Expert road warriors know exactly how to handle such a situation. There is no lounge for my airline here, and the 1-800 number offers nothing but endlessly looping on-hold Muzak. So naturally I turn where more and more travelers these days are looking for solutions: I take to social media. Within minutes, my itinerary for tomorrow’s travel is rectified.
Wandering through the terminal, I notice a Centurion Lounge from American Express. Since I am not a Platinum cardholder, I bemoan the fact I must wait by the gate and take to Twitter to voice my frustration. A minute later, my phone buzzes with a reply; someone in the lounge offers to guest me in since I have a long wait. Score!
Everyone and their grandmother seems to be connected via social media these days. We live in a mobile society, one in which the lack of being looped into the universe via a smartphone can almost be painful. So it comes as no surprise that travel companies have embraced the trend to find ways to connect and engage with customers – both past and potential.

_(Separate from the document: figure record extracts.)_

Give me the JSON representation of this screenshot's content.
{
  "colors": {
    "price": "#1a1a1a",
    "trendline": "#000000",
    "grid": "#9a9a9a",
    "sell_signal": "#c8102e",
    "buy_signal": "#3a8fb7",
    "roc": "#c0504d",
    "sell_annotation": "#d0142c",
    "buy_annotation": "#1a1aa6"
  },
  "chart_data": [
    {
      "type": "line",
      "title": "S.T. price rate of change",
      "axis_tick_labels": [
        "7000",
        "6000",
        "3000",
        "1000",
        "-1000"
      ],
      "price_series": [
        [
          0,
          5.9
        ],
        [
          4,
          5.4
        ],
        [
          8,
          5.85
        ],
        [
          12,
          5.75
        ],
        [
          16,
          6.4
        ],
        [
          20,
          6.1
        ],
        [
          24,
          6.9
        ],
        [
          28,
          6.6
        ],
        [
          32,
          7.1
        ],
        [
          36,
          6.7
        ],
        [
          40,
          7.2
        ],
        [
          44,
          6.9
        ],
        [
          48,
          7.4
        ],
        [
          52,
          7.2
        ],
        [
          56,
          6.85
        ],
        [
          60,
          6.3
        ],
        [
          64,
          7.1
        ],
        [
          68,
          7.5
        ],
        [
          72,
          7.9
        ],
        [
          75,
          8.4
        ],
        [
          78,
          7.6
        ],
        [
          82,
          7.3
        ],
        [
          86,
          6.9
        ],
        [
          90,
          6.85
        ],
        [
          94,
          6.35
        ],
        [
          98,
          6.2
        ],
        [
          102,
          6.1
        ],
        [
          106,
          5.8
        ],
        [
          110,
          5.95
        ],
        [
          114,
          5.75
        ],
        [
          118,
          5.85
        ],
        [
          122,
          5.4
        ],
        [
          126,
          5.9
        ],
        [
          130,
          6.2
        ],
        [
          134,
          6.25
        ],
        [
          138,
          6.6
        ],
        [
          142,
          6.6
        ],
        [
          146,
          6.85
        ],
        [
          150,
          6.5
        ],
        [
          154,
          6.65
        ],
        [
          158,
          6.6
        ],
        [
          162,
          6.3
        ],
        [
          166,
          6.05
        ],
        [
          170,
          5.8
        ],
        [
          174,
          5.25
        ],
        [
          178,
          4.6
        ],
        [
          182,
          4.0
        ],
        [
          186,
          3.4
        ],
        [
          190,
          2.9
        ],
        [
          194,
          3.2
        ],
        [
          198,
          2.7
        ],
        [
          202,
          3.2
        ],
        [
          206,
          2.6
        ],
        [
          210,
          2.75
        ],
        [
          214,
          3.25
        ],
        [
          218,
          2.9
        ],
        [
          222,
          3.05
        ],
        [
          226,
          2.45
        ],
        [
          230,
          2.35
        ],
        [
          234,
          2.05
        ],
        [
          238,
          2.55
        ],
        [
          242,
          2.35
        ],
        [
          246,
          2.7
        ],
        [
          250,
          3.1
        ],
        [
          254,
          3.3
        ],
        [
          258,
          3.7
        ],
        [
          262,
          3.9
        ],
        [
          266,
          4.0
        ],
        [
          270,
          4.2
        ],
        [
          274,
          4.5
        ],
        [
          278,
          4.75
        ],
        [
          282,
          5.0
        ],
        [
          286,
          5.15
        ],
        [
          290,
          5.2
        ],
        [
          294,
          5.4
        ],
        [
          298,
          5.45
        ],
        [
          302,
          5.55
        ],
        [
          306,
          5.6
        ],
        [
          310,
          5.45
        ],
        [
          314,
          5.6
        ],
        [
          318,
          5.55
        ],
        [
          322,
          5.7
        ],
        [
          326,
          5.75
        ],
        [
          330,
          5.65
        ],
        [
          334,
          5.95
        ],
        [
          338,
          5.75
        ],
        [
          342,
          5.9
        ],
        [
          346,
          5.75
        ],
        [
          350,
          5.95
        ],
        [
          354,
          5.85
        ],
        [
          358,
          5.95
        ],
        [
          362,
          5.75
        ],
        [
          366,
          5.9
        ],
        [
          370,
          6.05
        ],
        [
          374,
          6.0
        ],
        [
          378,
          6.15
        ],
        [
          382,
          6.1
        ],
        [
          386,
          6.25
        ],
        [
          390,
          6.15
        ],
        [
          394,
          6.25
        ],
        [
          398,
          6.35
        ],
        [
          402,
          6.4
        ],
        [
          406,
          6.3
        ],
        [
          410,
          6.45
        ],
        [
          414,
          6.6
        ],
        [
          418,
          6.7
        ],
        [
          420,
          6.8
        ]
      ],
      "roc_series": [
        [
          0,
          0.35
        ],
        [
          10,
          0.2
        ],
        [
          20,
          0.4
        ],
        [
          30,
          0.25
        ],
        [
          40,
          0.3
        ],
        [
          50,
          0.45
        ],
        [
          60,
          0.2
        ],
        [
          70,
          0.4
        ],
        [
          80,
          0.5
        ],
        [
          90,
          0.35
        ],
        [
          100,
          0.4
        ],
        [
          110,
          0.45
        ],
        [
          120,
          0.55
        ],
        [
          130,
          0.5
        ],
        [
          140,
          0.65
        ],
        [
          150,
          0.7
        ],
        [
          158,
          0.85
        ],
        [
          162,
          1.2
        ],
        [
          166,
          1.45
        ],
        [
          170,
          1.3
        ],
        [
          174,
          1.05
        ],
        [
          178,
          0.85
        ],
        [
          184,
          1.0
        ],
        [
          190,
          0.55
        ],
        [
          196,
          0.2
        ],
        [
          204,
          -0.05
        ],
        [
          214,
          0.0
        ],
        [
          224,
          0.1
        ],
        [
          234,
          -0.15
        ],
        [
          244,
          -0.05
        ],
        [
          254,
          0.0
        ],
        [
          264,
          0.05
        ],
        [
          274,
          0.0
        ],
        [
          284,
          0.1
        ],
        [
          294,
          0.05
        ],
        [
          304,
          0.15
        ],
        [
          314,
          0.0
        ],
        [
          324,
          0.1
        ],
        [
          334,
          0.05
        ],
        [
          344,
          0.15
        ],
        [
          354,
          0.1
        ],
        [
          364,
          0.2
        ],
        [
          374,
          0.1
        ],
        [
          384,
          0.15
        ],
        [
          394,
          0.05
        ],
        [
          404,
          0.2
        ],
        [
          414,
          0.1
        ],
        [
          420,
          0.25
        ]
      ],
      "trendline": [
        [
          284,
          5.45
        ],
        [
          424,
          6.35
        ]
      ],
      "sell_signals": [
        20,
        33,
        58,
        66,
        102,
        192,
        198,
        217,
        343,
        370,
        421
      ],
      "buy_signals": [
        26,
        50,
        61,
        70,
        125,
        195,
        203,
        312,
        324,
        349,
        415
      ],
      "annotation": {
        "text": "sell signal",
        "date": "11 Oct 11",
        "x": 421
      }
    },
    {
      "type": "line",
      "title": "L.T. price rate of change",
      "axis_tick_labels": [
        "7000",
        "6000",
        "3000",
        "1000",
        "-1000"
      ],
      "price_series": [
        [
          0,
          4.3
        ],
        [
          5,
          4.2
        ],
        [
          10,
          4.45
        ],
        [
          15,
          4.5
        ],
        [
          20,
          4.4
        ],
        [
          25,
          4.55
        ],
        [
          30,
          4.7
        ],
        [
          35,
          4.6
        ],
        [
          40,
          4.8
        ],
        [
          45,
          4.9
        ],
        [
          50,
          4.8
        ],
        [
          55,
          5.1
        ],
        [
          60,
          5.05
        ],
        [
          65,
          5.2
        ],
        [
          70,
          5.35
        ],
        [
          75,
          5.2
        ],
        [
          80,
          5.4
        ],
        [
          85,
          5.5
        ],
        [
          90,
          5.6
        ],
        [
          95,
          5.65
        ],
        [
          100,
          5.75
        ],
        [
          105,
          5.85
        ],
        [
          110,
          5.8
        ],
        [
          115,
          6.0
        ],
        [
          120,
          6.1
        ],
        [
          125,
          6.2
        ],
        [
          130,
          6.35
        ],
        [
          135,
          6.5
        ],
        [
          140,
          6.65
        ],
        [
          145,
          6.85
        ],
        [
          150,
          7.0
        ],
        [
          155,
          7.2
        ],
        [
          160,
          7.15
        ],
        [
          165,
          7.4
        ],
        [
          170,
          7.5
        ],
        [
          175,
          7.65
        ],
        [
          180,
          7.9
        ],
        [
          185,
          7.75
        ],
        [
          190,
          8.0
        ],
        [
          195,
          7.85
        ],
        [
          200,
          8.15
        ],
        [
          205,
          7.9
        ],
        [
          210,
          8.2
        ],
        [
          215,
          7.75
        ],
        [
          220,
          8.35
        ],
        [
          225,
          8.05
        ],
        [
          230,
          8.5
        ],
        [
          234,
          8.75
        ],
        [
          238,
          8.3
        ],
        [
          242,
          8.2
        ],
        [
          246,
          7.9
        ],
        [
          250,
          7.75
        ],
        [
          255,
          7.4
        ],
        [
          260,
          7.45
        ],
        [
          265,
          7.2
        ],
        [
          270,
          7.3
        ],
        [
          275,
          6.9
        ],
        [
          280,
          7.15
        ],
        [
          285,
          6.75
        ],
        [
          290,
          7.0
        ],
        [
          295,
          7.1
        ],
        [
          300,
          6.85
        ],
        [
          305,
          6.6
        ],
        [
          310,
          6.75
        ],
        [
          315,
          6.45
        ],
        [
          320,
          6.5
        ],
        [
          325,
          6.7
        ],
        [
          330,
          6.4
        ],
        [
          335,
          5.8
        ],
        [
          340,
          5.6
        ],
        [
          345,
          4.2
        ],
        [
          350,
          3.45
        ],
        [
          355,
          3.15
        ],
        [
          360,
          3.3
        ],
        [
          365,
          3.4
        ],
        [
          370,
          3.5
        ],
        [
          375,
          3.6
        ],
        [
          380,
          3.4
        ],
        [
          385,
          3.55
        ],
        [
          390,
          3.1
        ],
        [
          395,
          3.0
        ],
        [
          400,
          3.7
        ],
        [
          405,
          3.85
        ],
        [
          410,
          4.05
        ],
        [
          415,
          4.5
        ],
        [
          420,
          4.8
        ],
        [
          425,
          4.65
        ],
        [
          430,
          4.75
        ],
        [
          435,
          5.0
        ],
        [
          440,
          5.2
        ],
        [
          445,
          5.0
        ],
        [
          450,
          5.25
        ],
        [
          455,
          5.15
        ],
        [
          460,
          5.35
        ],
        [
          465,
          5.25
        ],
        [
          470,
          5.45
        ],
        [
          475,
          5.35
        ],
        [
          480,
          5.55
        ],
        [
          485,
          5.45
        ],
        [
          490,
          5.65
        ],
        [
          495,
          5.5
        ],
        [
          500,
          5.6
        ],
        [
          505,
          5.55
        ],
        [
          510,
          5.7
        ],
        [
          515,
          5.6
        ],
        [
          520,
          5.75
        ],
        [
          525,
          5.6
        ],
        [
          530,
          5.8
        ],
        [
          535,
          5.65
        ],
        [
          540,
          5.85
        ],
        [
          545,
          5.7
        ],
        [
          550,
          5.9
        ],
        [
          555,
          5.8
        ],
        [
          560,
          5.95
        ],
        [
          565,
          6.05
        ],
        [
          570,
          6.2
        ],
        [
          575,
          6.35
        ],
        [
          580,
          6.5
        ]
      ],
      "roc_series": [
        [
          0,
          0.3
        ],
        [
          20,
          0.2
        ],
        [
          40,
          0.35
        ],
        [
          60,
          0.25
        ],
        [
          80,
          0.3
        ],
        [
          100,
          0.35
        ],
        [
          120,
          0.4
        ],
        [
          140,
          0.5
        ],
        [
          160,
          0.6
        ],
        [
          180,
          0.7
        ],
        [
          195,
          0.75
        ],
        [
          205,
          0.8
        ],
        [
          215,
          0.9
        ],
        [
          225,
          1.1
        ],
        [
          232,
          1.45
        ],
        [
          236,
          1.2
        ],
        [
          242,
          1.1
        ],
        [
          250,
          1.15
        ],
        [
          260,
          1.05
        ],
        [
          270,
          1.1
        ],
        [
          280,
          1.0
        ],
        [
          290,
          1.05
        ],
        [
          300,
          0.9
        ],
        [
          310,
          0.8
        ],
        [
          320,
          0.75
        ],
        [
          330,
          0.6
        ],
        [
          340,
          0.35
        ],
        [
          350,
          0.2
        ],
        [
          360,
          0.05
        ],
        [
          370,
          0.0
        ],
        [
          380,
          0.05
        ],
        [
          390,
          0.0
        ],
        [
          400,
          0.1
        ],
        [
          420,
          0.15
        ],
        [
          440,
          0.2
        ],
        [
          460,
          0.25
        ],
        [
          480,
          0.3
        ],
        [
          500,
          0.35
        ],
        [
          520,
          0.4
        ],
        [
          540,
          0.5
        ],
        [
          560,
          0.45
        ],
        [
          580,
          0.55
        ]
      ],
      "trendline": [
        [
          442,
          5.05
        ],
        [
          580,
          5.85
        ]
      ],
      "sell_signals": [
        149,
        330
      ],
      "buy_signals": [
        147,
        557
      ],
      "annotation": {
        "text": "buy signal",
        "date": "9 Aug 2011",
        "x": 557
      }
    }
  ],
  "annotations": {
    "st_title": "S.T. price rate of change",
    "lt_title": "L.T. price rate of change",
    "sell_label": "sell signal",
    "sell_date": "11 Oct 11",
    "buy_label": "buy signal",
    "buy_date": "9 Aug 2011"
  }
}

There is no guidebook for how travel companies should connect with consumers. It all comes down to internal resources and know-how. The most active brands invest in a dedicated staff focused on connecting with consumers online and ‘socializing the brand.’
“Social media forms a core part of how travel companies build and sustain brand images and customer relationships,” according to Henry Harteveldt, founder of Atmosphere Research Group. Harteveldt says travel brands that succeed on social media find their own way to be creative, relevant, responsive and, most importantly, authentic.
The way the consumer experiences and understands a brand is the result of its online communication, which can lead to increased revenue down the road.
It’s Not Just for Millennials
There’s no doubt that social media efforts are geared toward the Millennial crowd, which will become the bread and butter of many a travel provider in the next decade. But that doesn’t mean everyone else gets ignored.
To the contrary, Millennial trends are fueling the behavior of other travelers, as witnessed by the almost universal grasp of technology like airport kiosk check-in and mobile boarding passes. It’s even crossing over to hotels, with many offering the option to bypass the front desk and use a smartphone to unlock the guest room door. Travelers across the board are taking to these new modes.
Take for example the Aloft Liverpool, which followed the lead of its Manhattan sibling to introduce a room service menu known as Aloft TiGi, derived entirely from emojis. The acronym means “text it, get it,” (get it?). Guests simply text the dedicated TiGi number with the pre-set specialty menus (bangers and mash anyone?), which is confirmed back via text. No need to even touch the in-room phone.
“We’re always looking for ways to shake up the hotel stay,” says Brian McGuinness, global brand leader of Starwood’s Specialty Select Brands. “We look to consumer behavior and think about how to integrate these trends into the Aloft experience. The rise of emojis was a logical next step, the perfect new wave of guest communications.”
Hyatt has launched a program that allows guests to Facebook message a hotel to make a request (perhaps to arrange a late check-in) or ask a question (nearby restaurant reservations, for example). A speedy response is assured thanks to the brand’s “global control room.” Many travel brands rely on a multi-person team (for Hyatt that means 60 people in three locations) to monitor and address social media concerns and requests at all hours.